Le bilan de la CAQ : des actions qui servent les mauvaises personnes
Clairement, la CAQ n’a aucune volonté de lutter contre la pauvreté constate Danielle Lambert. Il démontre assez bien avec les mesures mises en places que leur but premier est de favoriser le milieu privé au détriment de leur mission fondamentale d’aider la population en bas de l’échelle. Ce qu’il devrait faire c’est de mettre en places des mesures structurantes qui augmentent significativement le niveau de vie des personnes en situation de pauvreté. Que ce soit en construisant des logements sociaux, en augmentant les prestations d’assistance sociale ou toute autre mesure structurante qui augmente le niveau de vie des personnes appauvries. Pour sortir de la pauvreté, ça prend des mesures qui permettent d’atteindre d’une manière ou d’une autre le revenu viable tel que calculé par l’IRIS. Là on parle de réelle sortie de pauvreté et non de pure survie.
Le gouvernement peut encore rectifier le tir
Dans un contexte de réduction des dépenses par la CAQ, il faut s’assurer que les personnes les plus pauvres ne subissent pas les affres de l’austérité.

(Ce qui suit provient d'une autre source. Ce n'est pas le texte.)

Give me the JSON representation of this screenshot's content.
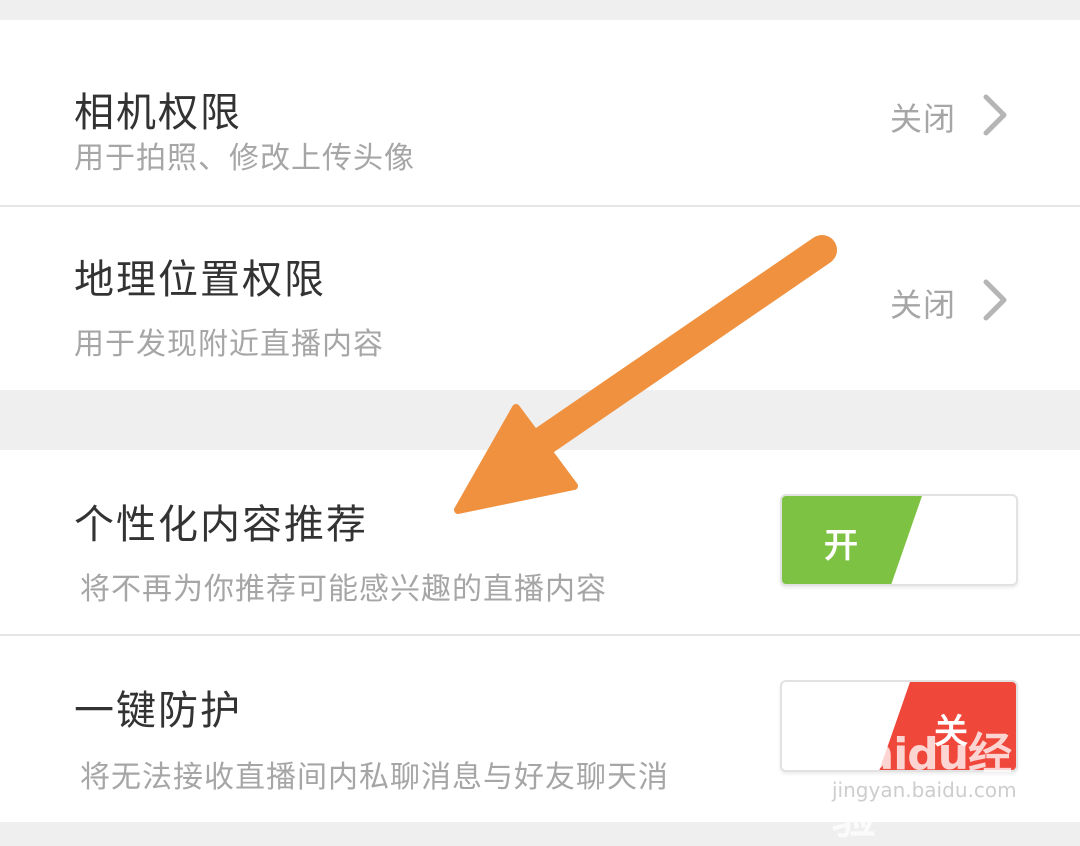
{
  "settings": {
    "camera": {
      "title": "相机权限",
      "subtitle": "用于拍照、修改上传头像",
      "status": "关闭"
    },
    "location": {
      "title": "地理位置权限",
      "subtitle": "用于发现附近直播内容",
      "status": "关闭"
    },
    "personalized": {
      "title": "个性化内容推荐",
      "subtitle": "将不再为你推荐可能感兴趣的直播内容",
      "toggle_label": "开",
      "toggle_on": true
    },
    "protection": {
      "title": "一键防护",
      "subtitle": "将无法接收直播间内私聊消息与好友聊天消",
      "toggle_label": "关",
      "toggle_on": false
    }
  },
  "colors": {
    "toggle_on": "#7dc242",
    "toggle_off": "#f0473b",
    "arrow": "#f0913f"
  },
  "icons": [
    "chevron-right-icon",
    "chevron-right-icon"
  ],
  "watermark": {
    "text": "Baidu经验",
    "url_text": "jingyan.baidu.com"
  }
}
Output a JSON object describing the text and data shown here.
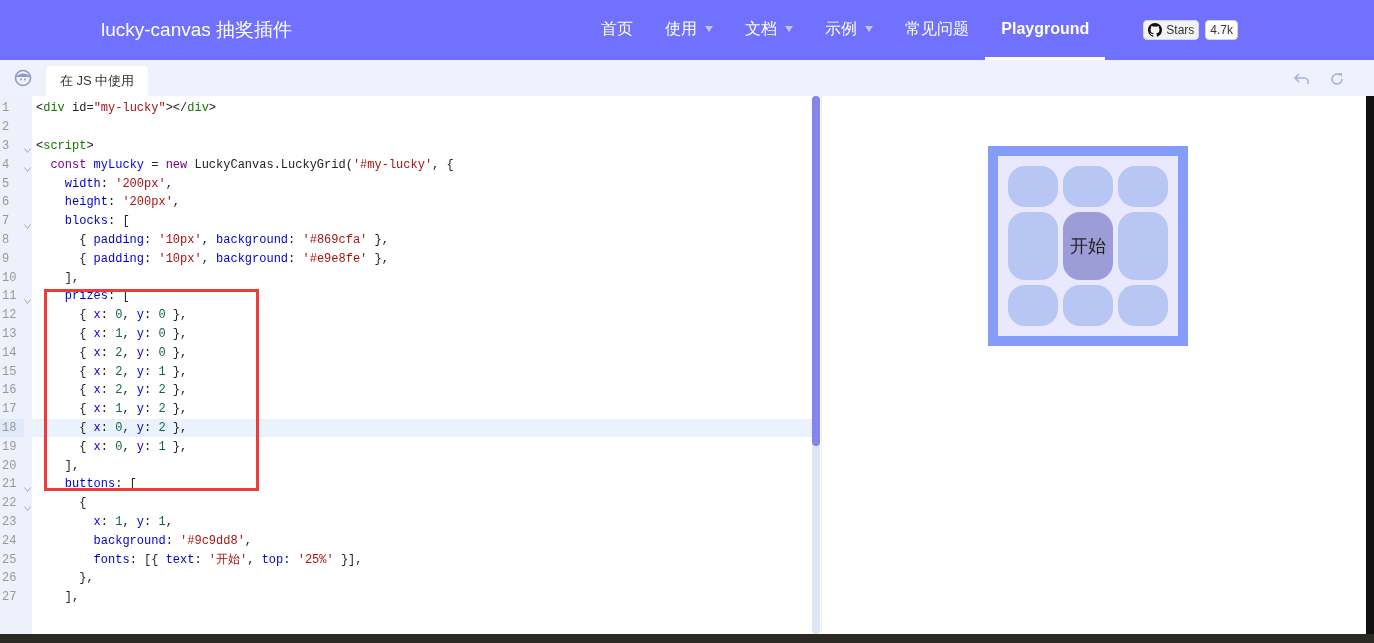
{
  "header": {
    "title": "lucky-canvas 抽奖插件",
    "nav": [
      {
        "label": "首页",
        "dropdown": false,
        "selected": false
      },
      {
        "label": "使用",
        "dropdown": true,
        "selected": false
      },
      {
        "label": "文档",
        "dropdown": true,
        "selected": false
      },
      {
        "label": "示例",
        "dropdown": true,
        "selected": false
      },
      {
        "label": "常见问题",
        "dropdown": false,
        "selected": false
      },
      {
        "label": "Playground",
        "dropdown": false,
        "selected": true
      }
    ],
    "github": {
      "label": "Stars",
      "count": "4.7k"
    }
  },
  "tabs": [
    {
      "label": "在 JS 中使用",
      "selected": true
    }
  ],
  "editor": {
    "lines": [
      {
        "number": "1",
        "foldable": false,
        "selected": false,
        "tokens": [
          {
            "kind": "plain",
            "text": "<"
          },
          {
            "kind": "tag",
            "text": "div"
          },
          {
            "kind": "plain",
            "text": " id="
          },
          {
            "kind": "str",
            "text": "\"my-lucky\""
          },
          {
            "kind": "plain",
            "text": "></"
          },
          {
            "kind": "tag",
            "text": "div"
          },
          {
            "kind": "plain",
            "text": ">"
          }
        ]
      },
      {
        "number": "2",
        "foldable": false,
        "selected": false
      },
      {
        "number": "3",
        "foldable": true,
        "selected": false,
        "tokens": [
          {
            "kind": "plain",
            "text": "<"
          },
          {
            "kind": "tag",
            "text": "script"
          },
          {
            "kind": "plain",
            "text": ">"
          }
        ]
      },
      {
        "number": "4",
        "foldable": true,
        "selected": false,
        "tokens": [
          {
            "kind": "kw",
            "text": "  const"
          },
          {
            "kind": "def",
            "text": " myLucky"
          },
          {
            "kind": "plain",
            "text": " = "
          },
          {
            "kind": "kw",
            "text": "new"
          },
          {
            "kind": "plain",
            "text": " LuckyCanvas.LuckyGrid("
          },
          {
            "kind": "str",
            "text": "'#my-lucky'"
          },
          {
            "kind": "plain",
            "text": ", {"
          }
        ]
      },
      {
        "number": "5",
        "foldable": false,
        "selected": false,
        "tokens": [
          {
            "kind": "prop",
            "text": "    width"
          },
          {
            "kind": "plain",
            "text": ": "
          },
          {
            "kind": "str",
            "text": "'200px'"
          },
          {
            "kind": "plain",
            "text": ","
          }
        ]
      },
      {
        "number": "6",
        "foldable": false,
        "selected": false,
        "tokens": [
          {
            "kind": "prop",
            "text": "    height"
          },
          {
            "kind": "plain",
            "text": ": "
          },
          {
            "kind": "str",
            "text": "'200px'"
          },
          {
            "kind": "plain",
            "text": ","
          }
        ]
      },
      {
        "number": "7",
        "foldable": true,
        "selected": false,
        "tokens": [
          {
            "kind": "prop",
            "text": "    blocks"
          },
          {
            "kind": "plain",
            "text": ": ["
          }
        ]
      },
      {
        "number": "8",
        "foldable": false,
        "selected": false,
        "tokens": [
          {
            "kind": "plain",
            "text": "      { "
          },
          {
            "kind": "prop",
            "text": "padding"
          },
          {
            "kind": "plain",
            "text": ": "
          },
          {
            "kind": "str",
            "text": "'10px'"
          },
          {
            "kind": "plain",
            "text": ", "
          },
          {
            "kind": "prop",
            "text": "background"
          },
          {
            "kind": "plain",
            "text": ": "
          },
          {
            "kind": "str",
            "text": "'#869cfa'"
          },
          {
            "kind": "plain",
            "text": " },"
          }
        ]
      },
      {
        "number": "9",
        "foldable": false,
        "selected": false,
        "tokens": [
          {
            "kind": "plain",
            "text": "      { "
          },
          {
            "kind": "prop",
            "text": "padding"
          },
          {
            "kind": "plain",
            "text": ": "
          },
          {
            "kind": "str",
            "text": "'10px'"
          },
          {
            "kind": "plain",
            "text": ", "
          },
          {
            "kind": "prop",
            "text": "background"
          },
          {
            "kind": "plain",
            "text": ": "
          },
          {
            "kind": "str",
            "text": "'#e9e8fe'"
          },
          {
            "kind": "plain",
            "text": " },"
          }
        ]
      },
      {
        "number": "10",
        "foldable": false,
        "selected": false,
        "tokens": [
          {
            "kind": "plain",
            "text": "    ],"
          }
        ]
      },
      {
        "number": "11",
        "foldable": true,
        "selected": false,
        "tokens": [
          {
            "kind": "prop",
            "text": "    prizes"
          },
          {
            "kind": "plain",
            "text": ": ["
          }
        ]
      },
      {
        "number": "12",
        "foldable": false,
        "selected": false,
        "tokens": [
          {
            "kind": "plain",
            "text": "      { "
          },
          {
            "kind": "prop",
            "text": "x"
          },
          {
            "kind": "plain",
            "text": ": "
          },
          {
            "kind": "num",
            "text": "0"
          },
          {
            "kind": "plain",
            "text": ", "
          },
          {
            "kind": "prop",
            "text": "y"
          },
          {
            "kind": "plain",
            "text": ": "
          },
          {
            "kind": "num",
            "text": "0"
          },
          {
            "kind": "plain",
            "text": " },"
          }
        ]
      },
      {
        "number": "13",
        "foldable": false,
        "selected": false,
        "tokens": [
          {
            "kind": "plain",
            "text": "      { "
          },
          {
            "kind": "prop",
            "text": "x"
          },
          {
            "kind": "plain",
            "text": ": "
          },
          {
            "kind": "num",
            "text": "1"
          },
          {
            "kind": "plain",
            "text": ", "
          },
          {
            "kind": "prop",
            "text": "y"
          },
          {
            "kind": "plain",
            "text": ": "
          },
          {
            "kind": "num",
            "text": "0"
          },
          {
            "kind": "plain",
            "text": " },"
          }
        ]
      },
      {
        "number": "14",
        "foldable": false,
        "selected": false,
        "tokens": [
          {
            "kind": "plain",
            "text": "      { "
          },
          {
            "kind": "prop",
            "text": "x"
          },
          {
            "kind": "plain",
            "text": ": "
          },
          {
            "kind": "num",
            "text": "2"
          },
          {
            "kind": "plain",
            "text": ", "
          },
          {
            "kind": "prop",
            "text": "y"
          },
          {
            "kind": "plain",
            "text": ": "
          },
          {
            "kind": "num",
            "text": "0"
          },
          {
            "kind": "plain",
            "text": " },"
          }
        ]
      },
      {
        "number": "15",
        "foldable": false,
        "selected": false,
        "tokens": [
          {
            "kind": "plain",
            "text": "      { "
          },
          {
            "kind": "prop",
            "text": "x"
          },
          {
            "kind": "plain",
            "text": ": "
          },
          {
            "kind": "num",
            "text": "2"
          },
          {
            "kind": "plain",
            "text": ", "
          },
          {
            "kind": "prop",
            "text": "y"
          },
          {
            "kind": "plain",
            "text": ": "
          },
          {
            "kind": "num",
            "text": "1"
          },
          {
            "kind": "plain",
            "text": " },"
          }
        ]
      },
      {
        "number": "16",
        "foldable": false,
        "selected": false,
        "tokens": [
          {
            "kind": "plain",
            "text": "      { "
          },
          {
            "kind": "prop",
            "text": "x"
          },
          {
            "kind": "plain",
            "text": ": "
          },
          {
            "kind": "num",
            "text": "2"
          },
          {
            "kind": "plain",
            "text": ", "
          },
          {
            "kind": "prop",
            "text": "y"
          },
          {
            "kind": "plain",
            "text": ": "
          },
          {
            "kind": "num",
            "text": "2"
          },
          {
            "kind": "plain",
            "text": " },"
          }
        ]
      },
      {
        "number": "17",
        "foldable": false,
        "selected": false,
        "tokens": [
          {
            "kind": "plain",
            "text": "      { "
          },
          {
            "kind": "prop",
            "text": "x"
          },
          {
            "kind": "plain",
            "text": ": "
          },
          {
            "kind": "num",
            "text": "1"
          },
          {
            "kind": "plain",
            "text": ", "
          },
          {
            "kind": "prop",
            "text": "y"
          },
          {
            "kind": "plain",
            "text": ": "
          },
          {
            "kind": "num",
            "text": "2"
          },
          {
            "kind": "plain",
            "text": " },"
          }
        ]
      },
      {
        "number": "18",
        "foldable": false,
        "selected": true,
        "tokens": [
          {
            "kind": "plain",
            "text": "      { "
          },
          {
            "kind": "prop",
            "text": "x"
          },
          {
            "kind": "plain",
            "text": ": "
          },
          {
            "kind": "num",
            "text": "0"
          },
          {
            "kind": "plain",
            "text": ", "
          },
          {
            "kind": "prop",
            "text": "y"
          },
          {
            "kind": "plain",
            "text": ": "
          },
          {
            "kind": "num",
            "text": "2"
          },
          {
            "kind": "plain",
            "text": " },"
          }
        ]
      },
      {
        "number": "19",
        "foldable": false,
        "selected": false,
        "tokens": [
          {
            "kind": "plain",
            "text": "      { "
          },
          {
            "kind": "prop",
            "text": "x"
          },
          {
            "kind": "plain",
            "text": ": "
          },
          {
            "kind": "num",
            "text": "0"
          },
          {
            "kind": "plain",
            "text": ", "
          },
          {
            "kind": "prop",
            "text": "y"
          },
          {
            "kind": "plain",
            "text": ": "
          },
          {
            "kind": "num",
            "text": "1"
          },
          {
            "kind": "plain",
            "text": " },"
          }
        ]
      },
      {
        "number": "20",
        "foldable": false,
        "selected": false,
        "tokens": [
          {
            "kind": "plain",
            "text": "    ],"
          }
        ]
      },
      {
        "number": "21",
        "foldable": true,
        "selected": false,
        "tokens": [
          {
            "kind": "prop",
            "text": "    buttons"
          },
          {
            "kind": "plain",
            "text": ": ["
          }
        ]
      },
      {
        "number": "22",
        "foldable": true,
        "selected": false,
        "tokens": [
          {
            "kind": "plain",
            "text": "      {"
          }
        ]
      },
      {
        "number": "23",
        "foldable": false,
        "selected": false,
        "tokens": [
          {
            "kind": "prop",
            "text": "        x"
          },
          {
            "kind": "plain",
            "text": ": "
          },
          {
            "kind": "num",
            "text": "1"
          },
          {
            "kind": "plain",
            "text": ", "
          },
          {
            "kind": "prop",
            "text": "y"
          },
          {
            "kind": "plain",
            "text": ": "
          },
          {
            "kind": "num",
            "text": "1"
          },
          {
            "kind": "plain",
            "text": ","
          }
        ]
      },
      {
        "number": "24",
        "foldable": false,
        "selected": false,
        "tokens": [
          {
            "kind": "prop",
            "text": "        background"
          },
          {
            "kind": "plain",
            "text": ": "
          },
          {
            "kind": "str",
            "text": "'#9c9dd8'"
          },
          {
            "kind": "plain",
            "text": ","
          }
        ]
      },
      {
        "number": "25",
        "foldable": false,
        "selected": false,
        "tokens": [
          {
            "kind": "prop",
            "text": "        fonts"
          },
          {
            "kind": "plain",
            "text": ": [{ "
          },
          {
            "kind": "prop",
            "text": "text"
          },
          {
            "kind": "plain",
            "text": ": "
          },
          {
            "kind": "str",
            "text": "'开始'"
          },
          {
            "kind": "plain",
            "text": ", "
          },
          {
            "kind": "prop",
            "text": "top"
          },
          {
            "kind": "plain",
            "text": ": "
          },
          {
            "kind": "str",
            "text": "'25%'"
          },
          {
            "kind": "plain",
            "text": " }],"
          }
        ]
      },
      {
        "number": "26",
        "foldable": false,
        "selected": false,
        "tokens": [
          {
            "kind": "plain",
            "text": "      },"
          }
        ]
      },
      {
        "number": "27",
        "foldable": false,
        "selected": false,
        "tokens": [
          {
            "kind": "plain",
            "text": "    ],"
          }
        ]
      }
    ]
  },
  "preview": {
    "button_text": "开始"
  }
}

Les protections publiques doivent demeurer une priorité pour le gouvernement et s’il faut qu’il ait cherché de l’argent quelque part, nous serons présents pour lui suggérer quelques cibles. Pour l’instant, la mise à jour économique de novembre est une belle occasion pour le gouvernement de rectifier le tir, le budget en mars de même. Mais le gouvernement n’a pas à attendre ces moments pour faire preuve de bonne foi et adopter des mesures qui luttent réellement contre la pauvreté.